• Cockermouth Integrated Care Team – NHS Cumbria
• Advanced Planning in Care Homes – Northumberland Commissioning Group West Locality
• Basement Skin Service – Liverpool Central
Winner – Cockermouth Integrated Care Team
Cockermouth Integrated Care Team is an innovative whole-system design for care closer to home. It brings together the community hospital, general practice, nursing teams, adult social care and therapy teams in a ‘one team’ approach. The result of a full health impact assessment of patient need – including mapping forwards all major diseases for the next 20 years – is an organised, integrated and successful system.
An innovative partnership, Cockermouth Centre for the Third Age, links health and social care to the third sector. Earlier discharge from hospital is supported by a ‘virtual ward’ at home, giving structured and consistent support.
Patient benefits from the initiative are clear. Care is closely managed throughout a patient’s illness. If they are admitted to an acute hospital they are tracked with daily phone calls. Early discharge is promoted, and IV antibiotics and transfusions can be carried out at home. Rapid response teams can be deployed within an hour and hospice care can be provided at home around the clock.

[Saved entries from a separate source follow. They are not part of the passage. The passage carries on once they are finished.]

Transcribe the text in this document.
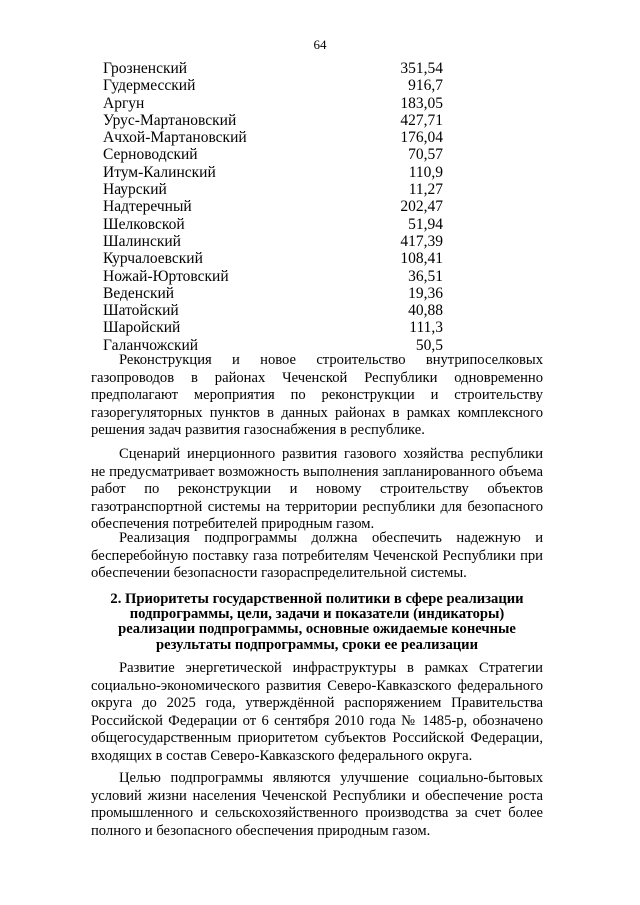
64
Грозненский	351,54
Гудермесский	916,7
Аргун	183,05
Урус-Мартановский	427,71
Ачхой-Мартановский	176,04
Серноводский	70,57
Итум-Калинский	110,9
Наурский	11,27
Надтеречный	202,47
Шелковской	51,94
Шалинский	417,39
Курчалоевский	108,41
Ножай-Юртовский	36,51
Веденский	19,36
Шатойский	40,88
Шаройский	111,3
Галанчожский	50,5

Реконструкция и новое строительство внутрипоселковых газопроводов в районах Чеченской Республики одновременно предполагают мероприятия по реконструкции и строительству газорегуляторных пунктов в данных районах в рамках комплексного решения задач развития газоснабжения в республике.

Сценарий инерционного развития газового хозяйства республики не предусматривает возможность выполнения запланированного объема работ по реконструкции и новому строительству объектов газотранспортной системы на территории республики для безопасного обеспечения потребителей природным газом.

Реализация подпрограммы должна обеспечить надежную и бесперебойную поставку газа потребителям Чеченской Республики при обеспечении безопасности газораспределительной системы.

2. Приоритеты государственной политики в сфере реализации подпрограммы, цели, задачи и показатели (индикаторы) реализации подпрограммы, основные ожидаемые конечные результаты подпрограммы, сроки ее реализации

Развитие энергетической инфраструктуры в рамках Стратегии социально-экономического развития Северо-Кавказского федерального округа до 2025 года, утверждённой распоряжением Правительства Российской Федерации от 6 сентября 2010 года № 1485-р, обозначено общегосударственным приоритетом субъектов Российской Федерации, входящих в состав Северо-Кавказского федерального округа.

Целью подпрограммы являются улучшение социально-бытовых условий жизни населения Чеченской Республики и обеспечение роста промышленного и сельскохозяйственного производства за счет более полного и безопасного обеспечения природным газом.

The community hospital has a full range of therapy services and offers alternatives to acute hospital admission. All nurses and therapists in the town work in one team, using a common patient record on EMIS web. Nurses work to rigorous care quality indicators, and in the community hospital hand hygiene audits have virtually eliminated C. difficile infection.
Cockermouth’s devastating floods in 2009 resulted in a surge of community involvement and help from the Red Cross. The team aimed to sustain this community involvement through the creation of a centre to prevent unnecessary hospital admissions and promote good health in old age.
A recent slipper exchange marked Fall Prevention Week, regular social events are held, and befriending and volunteering is encouraged. Software enables the elderly to swap gifts such as dog walking in exchange for Sunday lunch, and school pupils help them to improve their IT skills.
Dr John Howarth, lead clinician for community services across Cumbria, says: ‘The approach in Cockermouth is an example of the wider approach we have taken across the whole of Cumbria to build a closer to home infrastructure.’
Results are impressive, with a reduction of at least 17% a year in non-elective bed days spent in the acute sector since 2008.
By delivering more care closer to home, Cockermouth has scored the lowest rate of non-elective admissions for the North West, and readmission rates benchmark in the lowest quartile in the region.The system has been associated with a large number of other quality and productivity initiatives – for instance, Cockermouth Hospital has seen a £250,000 reduction in nursing costs over two years and the average length of stay has dropped from 36 days in 2006 to nine days last year. In 250 community hospital beds across 13 sites, the team have:
• increased throughput per bed by 77% in three years
• reduced pressure sores by over 62% in the last 12 months
• reduced falls by 30 % in the last 12 months.
Lots of innovation within the programme. We need more of this kind of work.
Dr Oliver Bernath, managing director, Integrated Health Partners
Cumbria has set the standards where they need to be.